Can we discuss one of the questions posed at the end of "Is Buddhism true"?

The outlined perspective is a composite consciousness model. Right now you have one big consciousness that is composed of many parts of your brain. If you split the brain then that splits one consciousness into two. This idea can help you sleep at night.

An alternative is that it is already like that... right now... you speak and the obvious logical conclusion from your perspective is that you said it. It could be that another subject, with experience, said it. Subjective you might be the nonverbal subject who has gotten so good at watching verbal subject that the words are so familiar, you know what its going to say, it may as well be subject you.
If verbal subject you says something stupid you nonverbally give it some feedback through the hemisphere connection. Once it's cut things go on, subject you just can't tell verbal subject when its an idiot anymore.

Uh oh.

Why stop there?
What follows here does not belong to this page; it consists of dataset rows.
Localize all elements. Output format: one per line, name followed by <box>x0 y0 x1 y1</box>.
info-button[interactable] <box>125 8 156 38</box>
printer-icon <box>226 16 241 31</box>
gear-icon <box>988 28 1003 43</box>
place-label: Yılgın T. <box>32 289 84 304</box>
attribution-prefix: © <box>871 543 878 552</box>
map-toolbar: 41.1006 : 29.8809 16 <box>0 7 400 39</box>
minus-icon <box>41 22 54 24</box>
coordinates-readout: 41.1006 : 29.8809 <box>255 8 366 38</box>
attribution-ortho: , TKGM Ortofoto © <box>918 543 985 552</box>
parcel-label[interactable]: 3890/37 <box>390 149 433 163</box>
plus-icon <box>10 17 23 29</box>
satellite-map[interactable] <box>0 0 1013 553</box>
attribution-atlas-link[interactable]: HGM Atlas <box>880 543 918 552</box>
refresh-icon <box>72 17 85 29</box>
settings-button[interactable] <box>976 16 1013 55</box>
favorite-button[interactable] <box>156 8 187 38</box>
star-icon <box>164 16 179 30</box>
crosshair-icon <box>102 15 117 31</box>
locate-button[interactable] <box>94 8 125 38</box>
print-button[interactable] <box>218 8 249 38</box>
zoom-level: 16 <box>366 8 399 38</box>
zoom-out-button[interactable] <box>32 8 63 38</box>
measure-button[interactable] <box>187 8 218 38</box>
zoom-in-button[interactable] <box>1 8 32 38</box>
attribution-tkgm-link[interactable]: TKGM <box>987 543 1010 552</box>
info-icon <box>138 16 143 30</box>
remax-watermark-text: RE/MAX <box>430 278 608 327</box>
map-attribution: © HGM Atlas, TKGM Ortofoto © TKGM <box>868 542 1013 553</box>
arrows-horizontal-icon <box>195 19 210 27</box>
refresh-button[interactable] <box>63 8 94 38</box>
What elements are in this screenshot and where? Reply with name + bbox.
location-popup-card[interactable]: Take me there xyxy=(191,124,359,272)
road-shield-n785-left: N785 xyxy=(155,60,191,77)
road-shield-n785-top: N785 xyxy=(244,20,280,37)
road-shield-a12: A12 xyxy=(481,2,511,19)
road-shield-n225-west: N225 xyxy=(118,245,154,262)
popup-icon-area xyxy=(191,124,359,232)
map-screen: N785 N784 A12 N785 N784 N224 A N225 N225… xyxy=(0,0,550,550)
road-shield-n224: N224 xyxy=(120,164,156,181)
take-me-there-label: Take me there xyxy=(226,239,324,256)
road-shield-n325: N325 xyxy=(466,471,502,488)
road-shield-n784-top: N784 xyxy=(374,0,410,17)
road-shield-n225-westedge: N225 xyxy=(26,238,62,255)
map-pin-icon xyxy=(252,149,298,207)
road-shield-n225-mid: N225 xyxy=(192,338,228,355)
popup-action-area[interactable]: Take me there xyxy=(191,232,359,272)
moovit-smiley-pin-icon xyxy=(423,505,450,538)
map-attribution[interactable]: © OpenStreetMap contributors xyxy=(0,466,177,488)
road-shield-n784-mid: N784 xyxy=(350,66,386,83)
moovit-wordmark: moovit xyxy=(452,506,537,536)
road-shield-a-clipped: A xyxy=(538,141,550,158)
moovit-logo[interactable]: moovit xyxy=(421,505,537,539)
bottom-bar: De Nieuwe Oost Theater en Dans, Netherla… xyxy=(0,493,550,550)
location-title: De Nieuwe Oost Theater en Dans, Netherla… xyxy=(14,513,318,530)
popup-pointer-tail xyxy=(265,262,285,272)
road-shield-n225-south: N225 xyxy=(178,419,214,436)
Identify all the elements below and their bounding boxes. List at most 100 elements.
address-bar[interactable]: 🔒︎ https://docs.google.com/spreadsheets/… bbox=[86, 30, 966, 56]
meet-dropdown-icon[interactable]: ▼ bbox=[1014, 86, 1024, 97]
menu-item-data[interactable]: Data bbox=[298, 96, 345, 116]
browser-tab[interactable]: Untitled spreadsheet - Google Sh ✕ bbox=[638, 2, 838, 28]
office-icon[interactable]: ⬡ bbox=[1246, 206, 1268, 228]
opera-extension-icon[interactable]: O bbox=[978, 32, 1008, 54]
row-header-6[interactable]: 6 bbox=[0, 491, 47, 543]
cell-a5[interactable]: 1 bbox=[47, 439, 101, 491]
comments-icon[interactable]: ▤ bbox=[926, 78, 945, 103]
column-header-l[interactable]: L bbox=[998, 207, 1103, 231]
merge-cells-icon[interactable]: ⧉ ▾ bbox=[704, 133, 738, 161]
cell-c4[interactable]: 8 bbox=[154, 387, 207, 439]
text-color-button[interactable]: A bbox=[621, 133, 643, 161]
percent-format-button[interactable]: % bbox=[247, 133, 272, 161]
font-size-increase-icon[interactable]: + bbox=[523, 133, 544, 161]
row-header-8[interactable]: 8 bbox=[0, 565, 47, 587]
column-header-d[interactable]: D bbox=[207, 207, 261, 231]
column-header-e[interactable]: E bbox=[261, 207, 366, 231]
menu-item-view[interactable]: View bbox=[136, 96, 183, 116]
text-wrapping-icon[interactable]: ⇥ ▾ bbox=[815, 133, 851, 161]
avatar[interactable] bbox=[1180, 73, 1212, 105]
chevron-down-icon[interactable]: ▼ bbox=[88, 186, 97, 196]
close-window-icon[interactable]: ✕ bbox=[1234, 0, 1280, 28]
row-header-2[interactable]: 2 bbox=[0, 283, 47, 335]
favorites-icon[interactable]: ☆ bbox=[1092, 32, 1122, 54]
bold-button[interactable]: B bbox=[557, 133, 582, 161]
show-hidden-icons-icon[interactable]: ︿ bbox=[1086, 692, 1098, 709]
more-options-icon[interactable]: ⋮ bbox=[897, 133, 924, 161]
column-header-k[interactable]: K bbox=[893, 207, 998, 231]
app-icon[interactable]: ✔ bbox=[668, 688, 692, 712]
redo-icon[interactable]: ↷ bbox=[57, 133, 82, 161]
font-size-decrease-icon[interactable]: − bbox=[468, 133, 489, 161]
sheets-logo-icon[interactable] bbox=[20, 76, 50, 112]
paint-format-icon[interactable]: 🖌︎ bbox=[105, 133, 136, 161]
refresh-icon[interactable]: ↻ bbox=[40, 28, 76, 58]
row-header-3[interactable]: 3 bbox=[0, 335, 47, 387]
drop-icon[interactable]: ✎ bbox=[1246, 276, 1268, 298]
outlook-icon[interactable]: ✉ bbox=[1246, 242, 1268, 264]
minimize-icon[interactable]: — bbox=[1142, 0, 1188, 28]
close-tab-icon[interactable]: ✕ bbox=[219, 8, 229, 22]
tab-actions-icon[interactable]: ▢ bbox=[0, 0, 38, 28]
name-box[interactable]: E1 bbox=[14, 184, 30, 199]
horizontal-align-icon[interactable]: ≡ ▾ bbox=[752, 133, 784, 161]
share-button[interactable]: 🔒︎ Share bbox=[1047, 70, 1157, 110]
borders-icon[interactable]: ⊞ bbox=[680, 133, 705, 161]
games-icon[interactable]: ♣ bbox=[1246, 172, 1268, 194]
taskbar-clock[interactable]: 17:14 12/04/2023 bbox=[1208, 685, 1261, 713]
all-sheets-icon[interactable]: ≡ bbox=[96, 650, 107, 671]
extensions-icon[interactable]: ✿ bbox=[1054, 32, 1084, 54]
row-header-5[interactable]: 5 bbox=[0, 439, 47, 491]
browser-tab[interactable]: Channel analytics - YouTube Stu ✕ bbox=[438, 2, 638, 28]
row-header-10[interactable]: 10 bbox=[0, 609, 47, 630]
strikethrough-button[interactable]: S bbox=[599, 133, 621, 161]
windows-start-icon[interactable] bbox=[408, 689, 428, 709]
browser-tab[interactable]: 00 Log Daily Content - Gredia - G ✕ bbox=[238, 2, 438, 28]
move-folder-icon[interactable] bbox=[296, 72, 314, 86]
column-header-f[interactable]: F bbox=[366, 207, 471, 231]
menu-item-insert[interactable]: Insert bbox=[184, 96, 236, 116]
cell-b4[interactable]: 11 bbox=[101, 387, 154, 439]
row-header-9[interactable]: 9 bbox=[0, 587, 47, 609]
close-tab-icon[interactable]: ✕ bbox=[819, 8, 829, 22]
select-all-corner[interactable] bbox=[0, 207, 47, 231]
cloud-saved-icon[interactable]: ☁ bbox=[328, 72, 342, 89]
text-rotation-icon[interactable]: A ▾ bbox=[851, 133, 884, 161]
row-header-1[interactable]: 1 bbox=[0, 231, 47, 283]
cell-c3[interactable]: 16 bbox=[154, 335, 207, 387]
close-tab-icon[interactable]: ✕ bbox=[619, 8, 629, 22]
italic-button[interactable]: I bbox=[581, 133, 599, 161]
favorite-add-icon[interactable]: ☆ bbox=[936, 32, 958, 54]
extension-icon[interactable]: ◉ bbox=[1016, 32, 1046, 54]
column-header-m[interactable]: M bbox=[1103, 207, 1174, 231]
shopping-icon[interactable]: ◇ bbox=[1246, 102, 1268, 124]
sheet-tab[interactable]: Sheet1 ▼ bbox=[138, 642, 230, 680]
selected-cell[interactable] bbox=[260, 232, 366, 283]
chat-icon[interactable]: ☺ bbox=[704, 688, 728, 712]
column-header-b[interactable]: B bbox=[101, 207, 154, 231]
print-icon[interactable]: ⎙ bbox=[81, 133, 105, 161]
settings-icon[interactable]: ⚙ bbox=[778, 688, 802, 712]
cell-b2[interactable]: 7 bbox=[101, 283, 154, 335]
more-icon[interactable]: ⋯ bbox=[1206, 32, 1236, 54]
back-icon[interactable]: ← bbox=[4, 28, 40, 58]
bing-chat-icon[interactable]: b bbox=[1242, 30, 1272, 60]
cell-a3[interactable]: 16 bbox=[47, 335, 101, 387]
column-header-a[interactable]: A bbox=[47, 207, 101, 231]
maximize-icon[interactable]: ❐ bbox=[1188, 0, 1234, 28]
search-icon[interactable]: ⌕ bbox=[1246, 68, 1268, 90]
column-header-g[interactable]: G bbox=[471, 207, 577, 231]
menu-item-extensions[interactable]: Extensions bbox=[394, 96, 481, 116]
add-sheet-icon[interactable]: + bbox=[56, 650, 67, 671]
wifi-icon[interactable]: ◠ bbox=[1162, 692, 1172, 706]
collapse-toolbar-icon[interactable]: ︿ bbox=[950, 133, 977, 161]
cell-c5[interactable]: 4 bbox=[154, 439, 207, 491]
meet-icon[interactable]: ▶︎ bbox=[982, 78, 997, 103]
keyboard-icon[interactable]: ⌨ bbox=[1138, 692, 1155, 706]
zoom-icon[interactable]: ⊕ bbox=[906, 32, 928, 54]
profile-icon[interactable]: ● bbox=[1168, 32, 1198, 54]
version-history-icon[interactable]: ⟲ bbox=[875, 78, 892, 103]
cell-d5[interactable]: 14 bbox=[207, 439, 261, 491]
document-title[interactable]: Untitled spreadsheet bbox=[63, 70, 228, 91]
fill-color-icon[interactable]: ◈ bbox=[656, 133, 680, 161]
Something akin to the Freudian Id, the Chimp Brain, the Lizard Brain, whatever you call it might also be in there with a subjective experience... serious mental disorders might actually be a struggle between subjects. A well integrated person might be someone where all subjects have learned to be on the same page and work together.

Uh oh. The word 'subject' and the word 'experience' provide you no relevant, additional information. Maybe, you are the captain of your own brain ship is a much better metaphor than you thought. Do you listen to feedback from your crew and do you teach them how to be more effective?

After all, that's the whole point of consciousness.